I think the simplest thing to do is to "rewrite history": delete the
head commits to the master branch and the 5.3.0 tags, and then
recommit correctly and force-push to salsa.
Would people be OK with me doing this, or do you have an alternative suggestion?I looked at the Salsa repository, and it is not so bad. It seems like you forgot to pull the latest changes in upstream and pristine-tar from
the 5.2.2 import first, so your import of 5.3.0 forked the those branches unintentionally.
[...]
Thanks for all the advice! I managed to sort it moderately cleanly in
the end, and this email records what happened and what I did, in case
anyone might benefit from this in the future.

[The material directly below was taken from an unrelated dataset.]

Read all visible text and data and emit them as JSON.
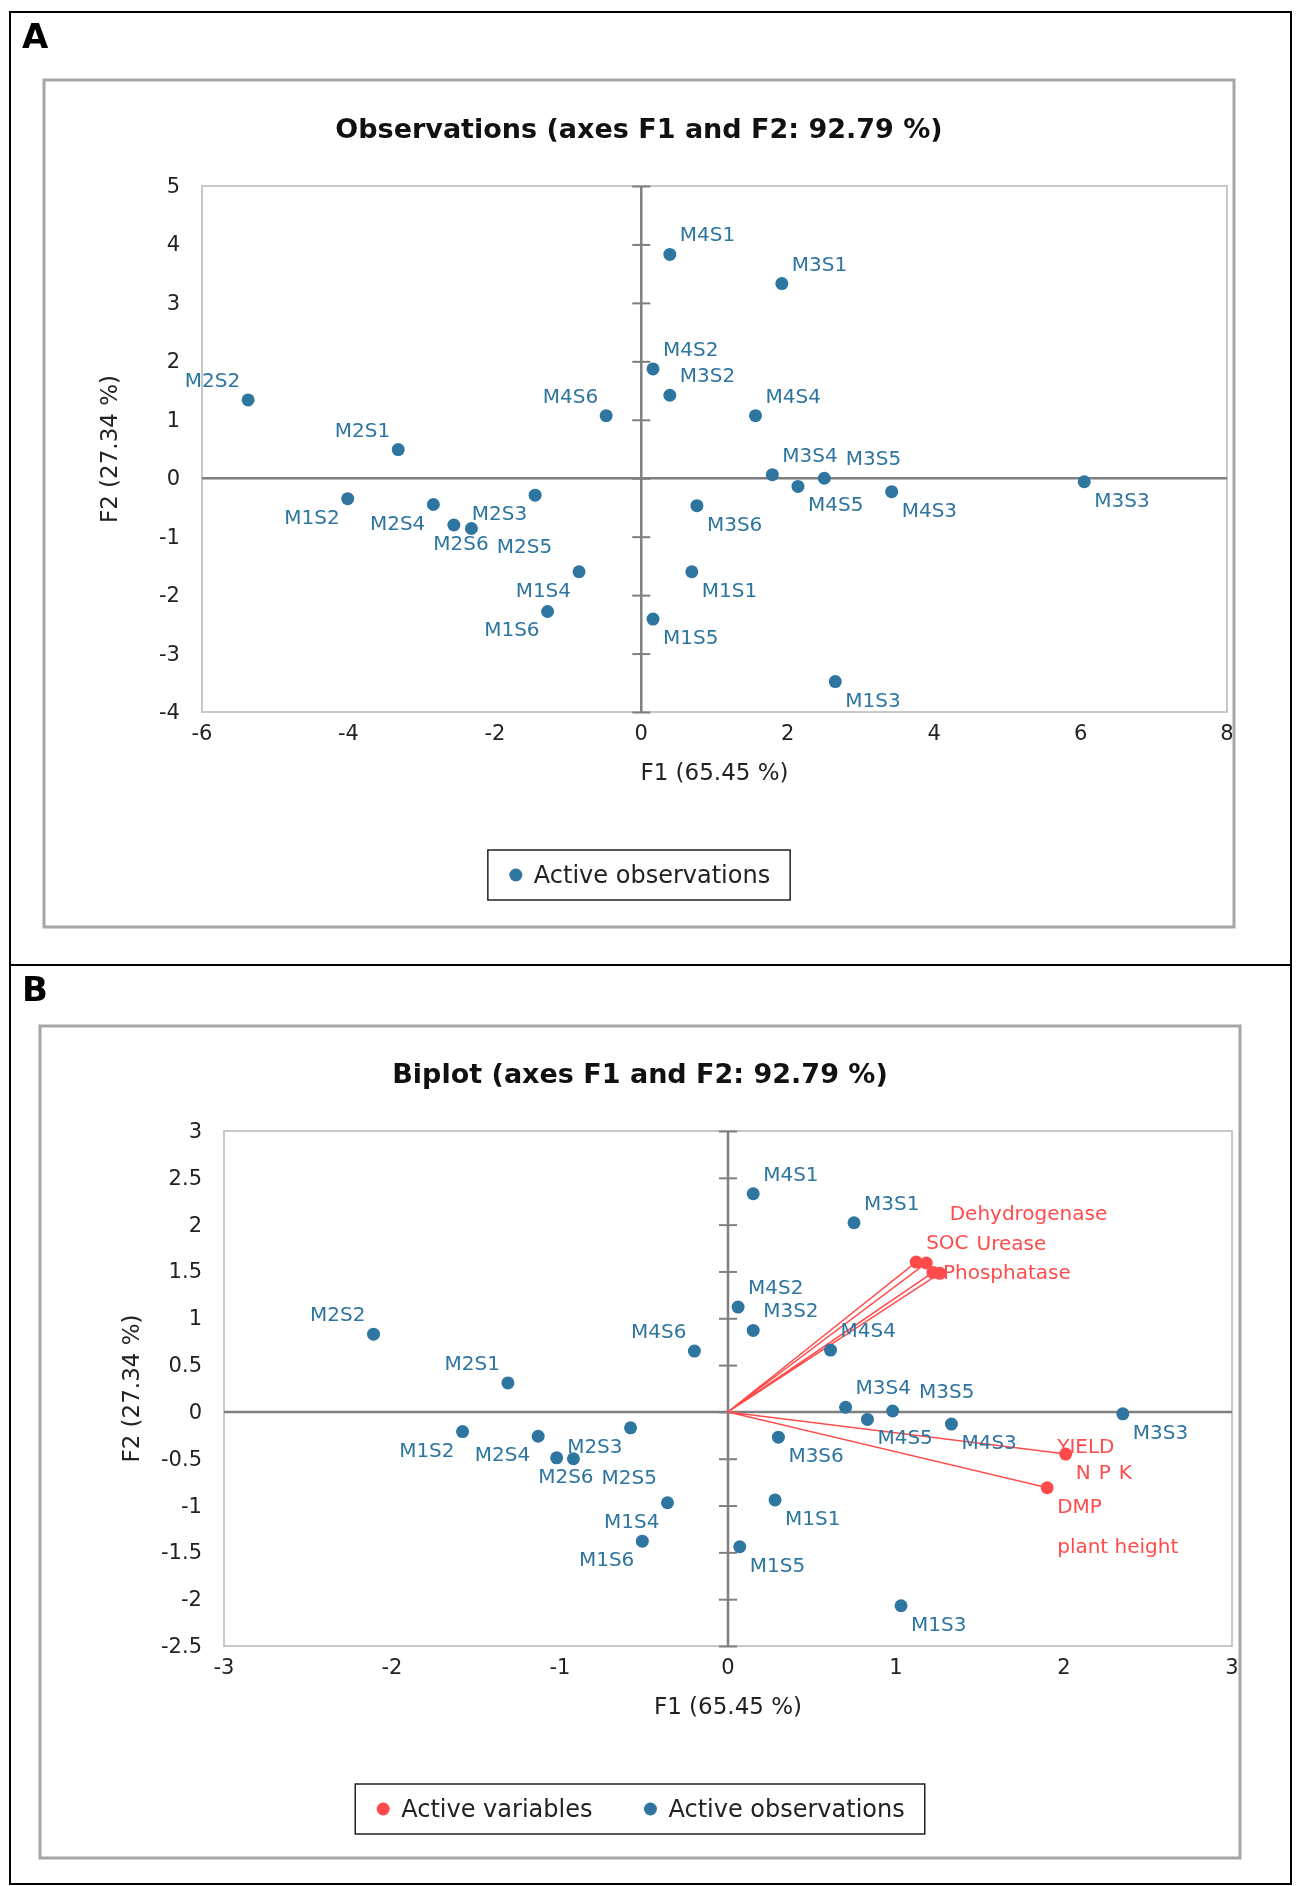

It turns out that I'd also messed up more than I'd realised: even when
I pulled in the updated master branch, I didn't pull the upstream
branch, so managed to introduce even more conflicts. Oh well.
But the key things that allowed for a moderately clean fix were:
* I'd correctly used gbp import-orig to pull in the original 5.3.0
distribution to the master branch
* I had an upstream/5.3.0 tag in my local repository (which for some
reason I hadn't pushed, yeesh)
So the state of the salsa repository was (in an ideal world where I'd
pulled upstream):
- master included the upstream/5.3.0 commit, tagged as upstream/5.3.0,
along with further commits
- upstream was at upstream/5.2.2
- pristine-tar contained data up to upstream/5.2.2
To fix the problem, I did:
$ git checkout upstream
$ git reset --hard upstream/5.3.0
$ git checkout master
$ gbp pristine-tar commit
and that fixed everything. I finished with
$ git push --all
and
$ git push --tags.
I hope I don't make this mistake again!
Best wishes,
Julian
[...]
So the state of the salsa repository was (in an ideal world where I'd pulled upstream):
- master included the upstream/5.3.0 commit, tagged as upstream/5.3.0,
along with further commits
- upstream was at upstream/5.2.2
- pristine-tar contained data up to upstream/5.2.2
To fix the problem, I did:
$ git checkout upstream
$ git reset --hard upstream/5.3.0
FWIW Here I miss a `git commit -a`
Thanks for reporting, thanks for sharing what was learnt.
I hope I don't make this mistake again!
No worries, there will be other mistakes and that is good.
Know that the only way to avoid mistakes is doing nothing.